Hazelwood Green is a emerging-tier Class A submarket of Pittsburgh with average asking rent around $28/sqft/yr.
CMU robotics innovation district. · Tier: emerging · Avg rent: $28/sqft/yr
Hazelwood Green is the master-planned redevelopment of the former LTV Coke Works — anchored by CMU's Manufacturing Futures Institute (Mill 19) and a growing cluster of robotics and advanced manufacturing tenants.
Robotics (CMU spinouts), advanced manufacturing, AI, life sciences.
15–40,000 sqft floor plates available across newer Class A stock; 9'+ slab-to-slab and modern MEP common.
PRT bus; planned BRT extension.
Multi-modal transit captures the metro's principal professional catchment.
Hazelwood Green campus, riverfront trail.
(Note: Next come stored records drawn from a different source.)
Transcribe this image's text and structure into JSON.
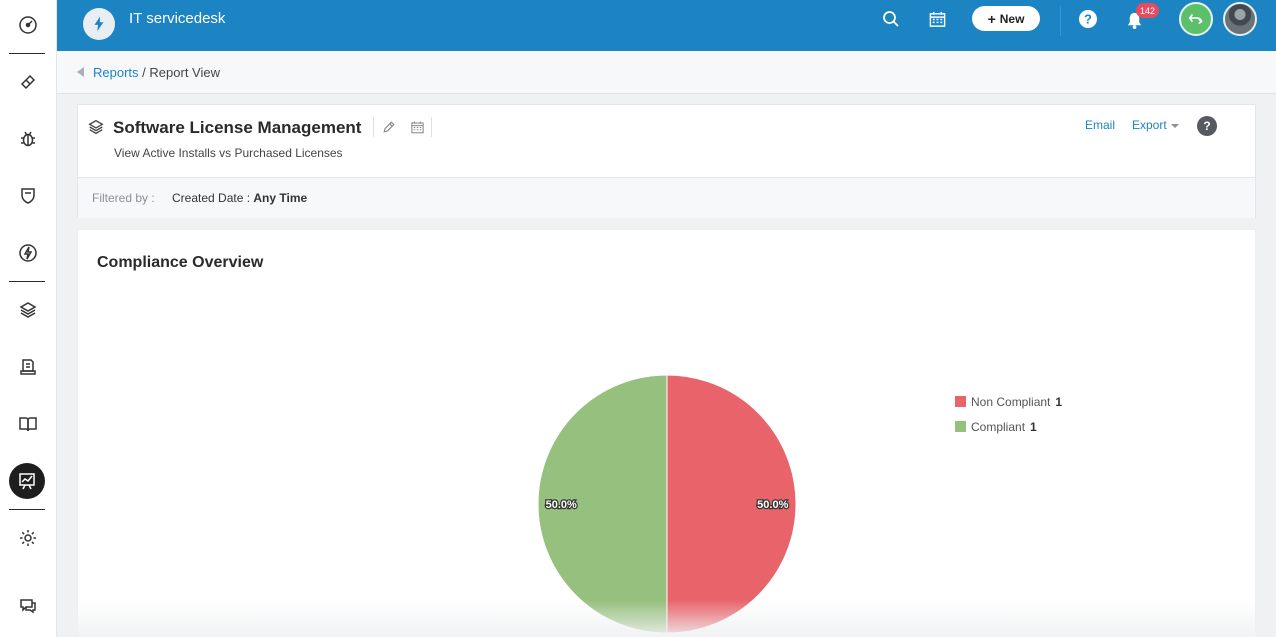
{
  "app": {
    "title": "IT servicedesk"
  },
  "header": {
    "new_label": "New",
    "notification_count": "142"
  },
  "breadcrumb": {
    "parent": "Reports",
    "separator": "/",
    "current": "Report View"
  },
  "report": {
    "title": "Software License Management",
    "subtitle": "View Active Installs vs Purchased Licenses",
    "email_label": "Email",
    "export_label": "Export",
    "help_label": "?"
  },
  "filter": {
    "label": "Filtered by :",
    "field": "Created Date :",
    "value": "Any Time"
  },
  "chart_data": {
    "type": "pie",
    "title": "Compliance Overview",
    "legend_position": "right",
    "slices": [
      {
        "name": "Non Compliant",
        "value": 1,
        "percent_label": "50.0%",
        "color": "#e8646a"
      },
      {
        "name": "Compliant",
        "value": 1,
        "percent_label": "50.0%",
        "color": "#96c07d"
      }
    ]
  },
  "colors": {
    "header": "#1d84c3",
    "link": "#1d84c3",
    "notification_badge": "#e84a5f",
    "active_nav": "#1e1e1e"
  },
  "sidebar": {
    "icons": [
      "dashboard-icon",
      "ticket-icon",
      "bug-icon",
      "shield-icon",
      "lightning-icon",
      "layers-icon",
      "document-icon",
      "book-icon",
      "reports-icon",
      "settings-icon",
      "chat-icon"
    ]
  }
}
Hazelwood Green is one of 5 Class A submarkets we cover in Pittsburgh, classified as emerging tier with an average asking rent around $28/sqft/yr. Compared with the broader Pittsburgh Class A stock, Hazelwood Green typically attracts Robotics (CMU spinouts), advanced manufacturing, AI, life sciences and competes most directly with the city's other emerging submarkets on building specification, transit access, and amenitisation.
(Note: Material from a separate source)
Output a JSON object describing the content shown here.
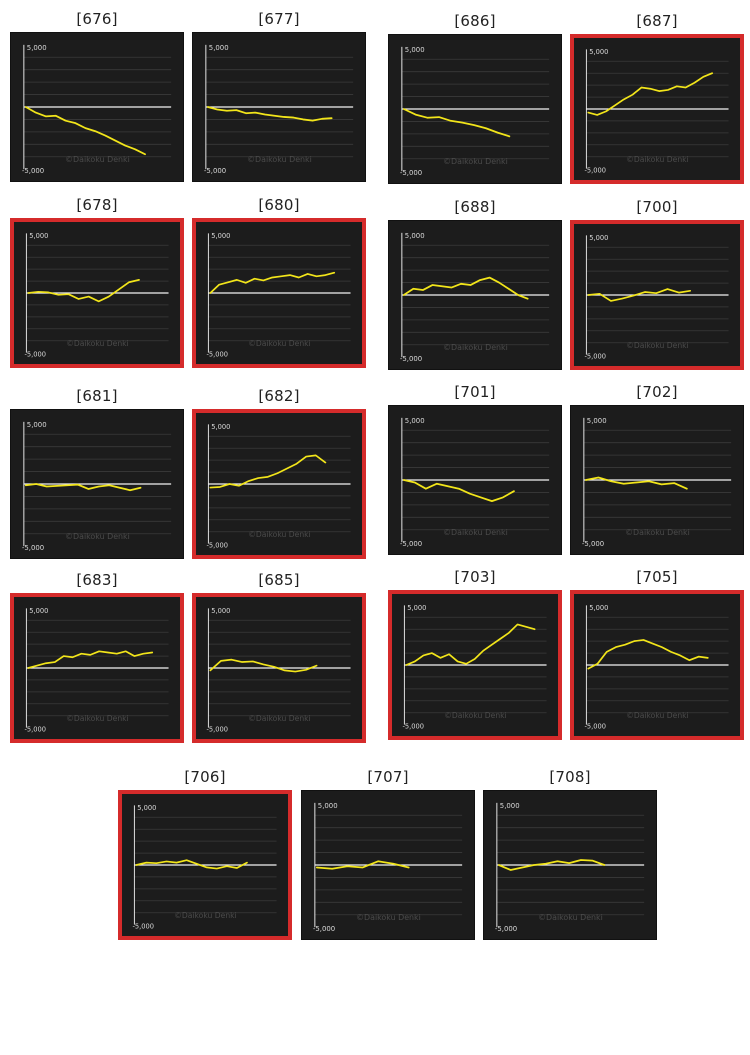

Adjacent submarkets to study alongside Hazelwood Green: Downtown (Golden Triangle), Strip District, Oakland, South Side Works. The full Pittsburgh submarket atlas is at /cities/pittsburgh.
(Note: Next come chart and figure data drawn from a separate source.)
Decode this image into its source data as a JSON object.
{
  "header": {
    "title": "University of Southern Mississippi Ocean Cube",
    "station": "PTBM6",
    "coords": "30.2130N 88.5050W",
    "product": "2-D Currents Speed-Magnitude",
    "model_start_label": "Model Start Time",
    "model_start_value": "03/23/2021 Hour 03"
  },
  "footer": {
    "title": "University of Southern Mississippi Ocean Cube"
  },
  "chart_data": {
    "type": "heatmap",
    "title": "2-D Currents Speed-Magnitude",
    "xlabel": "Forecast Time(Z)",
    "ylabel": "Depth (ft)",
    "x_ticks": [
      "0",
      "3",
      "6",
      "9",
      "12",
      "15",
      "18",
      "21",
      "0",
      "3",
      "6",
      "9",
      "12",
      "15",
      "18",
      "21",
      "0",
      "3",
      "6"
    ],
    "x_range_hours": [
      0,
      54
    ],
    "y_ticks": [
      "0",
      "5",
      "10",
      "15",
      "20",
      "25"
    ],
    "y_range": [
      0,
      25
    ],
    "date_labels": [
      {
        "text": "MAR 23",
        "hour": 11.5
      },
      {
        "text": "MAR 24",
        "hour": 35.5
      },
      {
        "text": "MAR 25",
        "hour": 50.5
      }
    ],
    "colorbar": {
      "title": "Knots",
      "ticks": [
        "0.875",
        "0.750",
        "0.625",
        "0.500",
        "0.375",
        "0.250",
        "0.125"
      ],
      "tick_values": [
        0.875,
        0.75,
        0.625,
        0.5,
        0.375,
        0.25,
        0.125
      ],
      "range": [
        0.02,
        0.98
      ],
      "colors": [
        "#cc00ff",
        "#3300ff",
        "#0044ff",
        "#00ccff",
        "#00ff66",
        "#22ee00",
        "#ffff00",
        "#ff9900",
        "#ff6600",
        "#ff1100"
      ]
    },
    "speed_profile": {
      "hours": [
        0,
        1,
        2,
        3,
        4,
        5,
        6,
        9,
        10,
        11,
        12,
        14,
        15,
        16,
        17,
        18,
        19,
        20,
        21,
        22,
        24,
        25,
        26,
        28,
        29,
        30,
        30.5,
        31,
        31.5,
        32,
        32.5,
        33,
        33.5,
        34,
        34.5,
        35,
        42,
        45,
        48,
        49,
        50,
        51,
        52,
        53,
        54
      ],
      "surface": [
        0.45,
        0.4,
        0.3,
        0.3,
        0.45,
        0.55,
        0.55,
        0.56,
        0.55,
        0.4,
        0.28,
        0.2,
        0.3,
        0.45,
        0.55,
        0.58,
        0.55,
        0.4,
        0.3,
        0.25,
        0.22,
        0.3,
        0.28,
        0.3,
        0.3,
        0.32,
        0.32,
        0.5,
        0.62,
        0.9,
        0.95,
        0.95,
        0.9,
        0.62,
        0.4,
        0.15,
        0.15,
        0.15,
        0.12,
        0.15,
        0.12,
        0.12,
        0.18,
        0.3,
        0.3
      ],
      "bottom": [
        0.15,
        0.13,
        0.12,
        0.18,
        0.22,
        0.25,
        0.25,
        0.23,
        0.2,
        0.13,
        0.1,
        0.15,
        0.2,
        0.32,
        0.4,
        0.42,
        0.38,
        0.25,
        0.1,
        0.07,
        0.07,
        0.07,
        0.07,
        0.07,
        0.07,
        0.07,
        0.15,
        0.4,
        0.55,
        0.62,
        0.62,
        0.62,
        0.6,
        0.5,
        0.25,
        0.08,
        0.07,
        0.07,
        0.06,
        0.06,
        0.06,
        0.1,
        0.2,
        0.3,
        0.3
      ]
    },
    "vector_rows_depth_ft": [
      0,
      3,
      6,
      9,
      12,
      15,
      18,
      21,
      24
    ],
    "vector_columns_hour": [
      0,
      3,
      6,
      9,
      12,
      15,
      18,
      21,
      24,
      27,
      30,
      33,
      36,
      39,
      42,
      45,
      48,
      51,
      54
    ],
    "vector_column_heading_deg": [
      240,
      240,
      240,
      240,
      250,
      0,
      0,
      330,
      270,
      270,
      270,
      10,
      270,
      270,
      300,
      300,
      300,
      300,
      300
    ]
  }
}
For an institutional Class A occupier evaluating Hazelwood Green, the highest-leverage analyses to commission next are the rent benchmark, the concession-package comparable, and the ESG performance baseline. Class A Atlas covers each as a dedicated topic page for this submarket:
Terminology specific to Pittsburgh Class A leasing and to the emerging tier: Class A, Trophy asset, Effective rent, Concession package, TI allowance, Submarket tier.
Reviewed by Class A Atlas Editorial Desk — House byline · global editorial team. Last updated 2026-04-15. See our methodology and editorial standards.